# whats it worth ?



## Flathead31coupe (Aug 26, 2009)

i have a chance to get a sears screamer 2 all original and working but little rusty, what is it worth,


----------



## balloontirecruiser (Aug 27, 2009)

If you can get it cheap or like it, go for it! Sears screamer's, while I don't know them too well, they tend to bring some really good money on eBay if they are carefully cleaned and in nice original shape. How bad is the rust? I think the going price of an original, real nice screamer is $350-600.


----------



## Flathead31coupe (Aug 27, 2009)

i will get some pics up soon as i pick it up, thanks


----------



## Flathead31coupe (Sep 3, 2009)

here is a few pics, just need an idea of what to pay... he has the front hub and spokes


----------



## imfastareyou (Sep 3, 2009)

thats a 68.  most of the hard to find bits are there.  kind of rusty though, not sure how nice it will clean up. I'd offer like $75 and go from there, unless you really want to restore it and keep it I'm not sure its worth more than $100-125 or so, if you want to part it you could get $200+ for parts I'd figure... and if you part it I want the pedals!


----------



## JLarkin (Sep 4, 2009)

Even if I had to have it, $75 would be my limit.  I know sellers don't care how much repairs cost but buyers do.  You have to be willing to walk away.


----------



## masonandrew (Sep 5, 2009)

I'd give $45 for the front fork set-up if you get it and part it.   Email  stevetitus@sbcglobal.net


----------



## Dan Jose (Nov 21, 2009)

Hi, If you get it and part out, how much would you want for the chaingaurd, handle bars and neck?
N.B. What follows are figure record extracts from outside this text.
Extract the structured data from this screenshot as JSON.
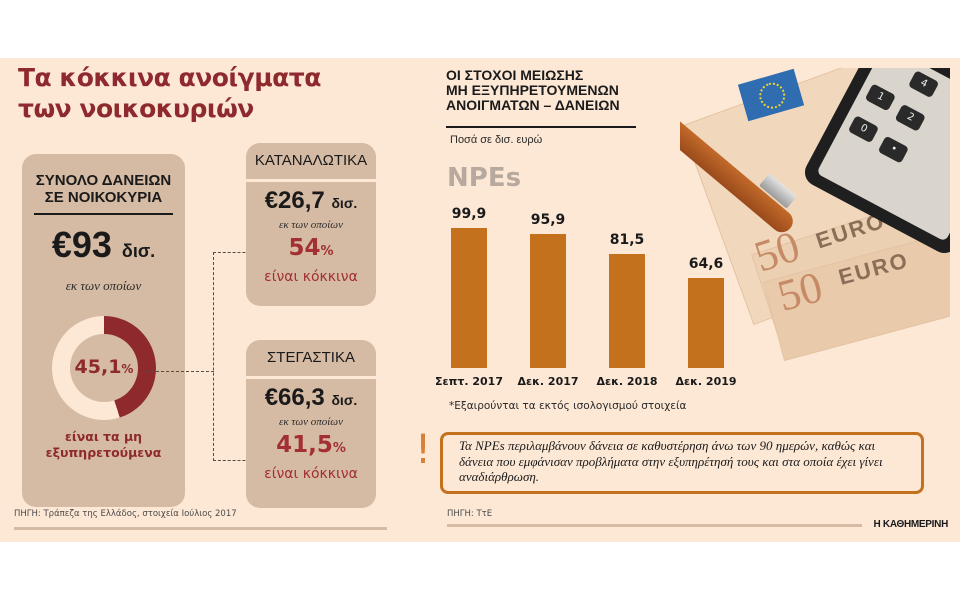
{
  "title": "Τα κόκκινα ανοίγματα των νοικοκυριών",
  "title_lines": [
    "Τα κόκκινα ανοίγματα",
    "των νοικοκυριών"
  ],
  "colors": {
    "background": "#fde8d6",
    "card": "#d6bba4",
    "accent_red": "#8e2a2e",
    "bar": "#c4711d",
    "npes_gray": "#b7a99d",
    "donut_light": "#fde8d6"
  },
  "total": {
    "heading_lines": [
      "ΣΥΝΟΛΟ ΔΑΝΕΙΩΝ",
      "ΣΕ ΝΟΙΚΟΚΥΡΙΑ"
    ],
    "amount": "€93",
    "unit": "δισ.",
    "of_which": "εκ των οποίων",
    "npl_value": "45,1",
    "npl_pct_sign": "%",
    "npl_percent": 45.1,
    "caption_lines": [
      "είναι τα μη",
      "εξυπηρετούμενα"
    ]
  },
  "consumer": {
    "heading": "ΚΑΤΑΝΑΛΩΤΙΚΑ",
    "amount": "€26,7",
    "unit": "δισ.",
    "of_which": "εκ των οποίων",
    "pct_value": "54",
    "pct_sign": "%",
    "caption": "είναι κόκκινα"
  },
  "mortgage": {
    "heading": "ΣΤΕΓΑΣΤΙΚΑ",
    "amount": "€66,3",
    "unit": "δισ.",
    "of_which": "εκ των οποίων",
    "pct_value": "41,5",
    "pct_sign": "%",
    "caption": "είναι κόκκινα"
  },
  "chart_data": {
    "type": "bar",
    "title": "ΟΙ ΣΤΟΧΟΙ ΜΕΙΩΣΗΣ ΜΗ ΕΞΥΠΗΡΕΤΟΥΜΕΝΩΝ ΑΝΟΙΓΜΑΤΩΝ – ΔΑΝΕΙΩΝ",
    "title_lines": [
      "ΟΙ ΣΤΟΧΟΙ ΜΕΙΩΣΗΣ",
      "ΜΗ ΕΞΥΠΗΡΕΤΟΥΜΕΝΩΝ",
      "ΑΝΟΙΓΜΑΤΩΝ – ΔΑΝΕΙΩΝ"
    ],
    "subtitle": "Ποσά σε δισ. ευρώ",
    "series_label": "NPEs",
    "categories": [
      "Σεπτ. 2017",
      "Δεκ. 2017",
      "Δεκ. 2018",
      "Δεκ. 2019"
    ],
    "values": [
      99.9,
      95.9,
      81.5,
      64.6
    ],
    "value_labels": [
      "99,9",
      "95,9",
      "81,5",
      "64,6"
    ],
    "xlabel": "",
    "ylabel": "",
    "grid": false,
    "legend": "none",
    "footnote": "*Εξαιρούνται τα εκτός ισολογισμού στοιχεία"
  },
  "note": {
    "icon": "exclamation-icon",
    "text": "Τα NPEs περιλαμβάνουν δάνεια σε καθυστέρηση άνω των 90 ημερών, καθώς και δάνεια που εμφάνισαν προβλήματα στην εξυπηρέτησή τους και στα οποία έχει γίνει αναδιάρθρωση."
  },
  "sources": {
    "left": "ΠΗΓΗ: Τράπεζα της Ελλάδος, στοιχεία Ιούλιος 2017",
    "right": "ΠΗΓΗ: ΤτΕ"
  },
  "brand": "Η ΚΑΘΗΜΕΡΙΝΗ",
  "photo": {
    "banknote_value": "50",
    "banknote_text": "EURO",
    "calculator_keys": [
      "4",
      "1",
      "2",
      "0",
      "•"
    ]
  }
}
Thanks.
danjosefirststep@yahoo.com


----------



## azhearseguy (Dec 1, 2009)

I would be interested in the Pedals if you part it out..email me at murrayeliminator@yahoo.com. thanks.Eddie


----------



## walter branche (Dec 1, 2009)

*bar keepers friend*

there is a cleaner found in the dollar store ,home depot etc.. if you mixed it up with water ,and poured it on your bike ,let it sit for a bit, and then hose it off ,you will be amazed,, repeat and let the next application dry,, it drys into a polishing powder, lightly clean with a cloth and it will shine ,, in hard to reach areas wash off with water, the bar keepers friend is around 3 dollars and is packaged in different containers ,, walter branche,,


----------